Capital Gains Manual

CG73860 - Non-Resident Capital Gains Tax (NRCGT) – Disposals on or after 6 April 2015 to 5 April 2019: Interaction between Non-Resident CGT and ATED-related CGT: Introduction

‘ATED-related CGT’ was introduced in 2013 alongside the income tax charge ‘ATED’ - Annual Tax on Enveloped Dwellings.

As explained in CG73600, the two taxes were introduced primarily to discourage the ‘enveloping’ of UK residential property in a corporate entity to avoid Stamp Duty Land Tax. Effective ownership of properties could be transferred without SDLT being incurred, because the asset sold would be an interest in the entity and not the property itself.

ATED is payable yearly by the envelope entity for any high-value UK residential property it owns, at a rate determined by the value of the property. “High value” properties were initially those worth in excess of £2 million, with the tax payable per year ranging from £15,000 to £140,000 according to the value of the property. Changes were announced in 2014 which have the effect of progressively reducing the threshold at which tax becomes payable from £2 million to £500,000.

ATED-related CGT applies in respect of gains accruing to these ‘envelope’ entities on disposal of such properties, to the extent that ATED has been paid on them. The legislation refers to a charge on “relevant high value disposals”.

Both ATED-related CGT and non-resident CGT apply to disposals of UK residential property held by overseas companies. Given their common target, some lobby groups called for ATED-related CGT to be abolished when plans for non-resident CGT were announced, but government Ministers made the policy decision that it was appropriate to have both taxes.
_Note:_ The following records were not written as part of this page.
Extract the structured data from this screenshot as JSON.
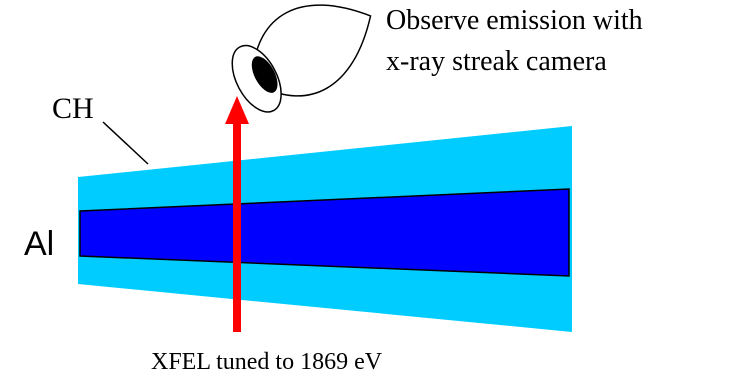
{
  "labels": {
    "ch": "CH",
    "al": "Al",
    "observe_line1": "Observe emission with",
    "observe_line2": "x-ray streak camera",
    "xfel": "XFEL tuned to 1869 eV"
  },
  "colors": {
    "ch_layer": "#00ccff",
    "al_layer": "#0000ff",
    "beam_arrow": "#ff0000",
    "outline": "#000000",
    "background": "#ffffff"
  },
  "icons": {
    "camera": "streak-camera-icon",
    "beam": "xfel-beam-arrow"
  }
}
A crucial point is that the 2015 legislation provides for a charge to ATED-related CGT and the computation of ATED-related gains to take precedence over a charge to non-resident CGT in appropriate cases.

The computational rules for ATED-related CGT are set out in TCGA/Sch 4ZZA and for non-resident CGT in Sch 4ZZB (Sch 4ZZB/Part 4 is specifically concerned with NRCGT cases that involve relevant high value disposals). The 2015 legislation introduces complex rules that inter alia prevent double charging or other mismatches between the two provisions, in cases where the disposal of a UK residential property interest may fall within the scope of a charge to CGT under both heads.

This Part of the manual considers interactions between the two charges.

(These rules are relevant to disposal in the period 6 April 2015 to 5 April 2019. From 6 April 2019 there were significant changes. See the guidance at CG73920 onwards.)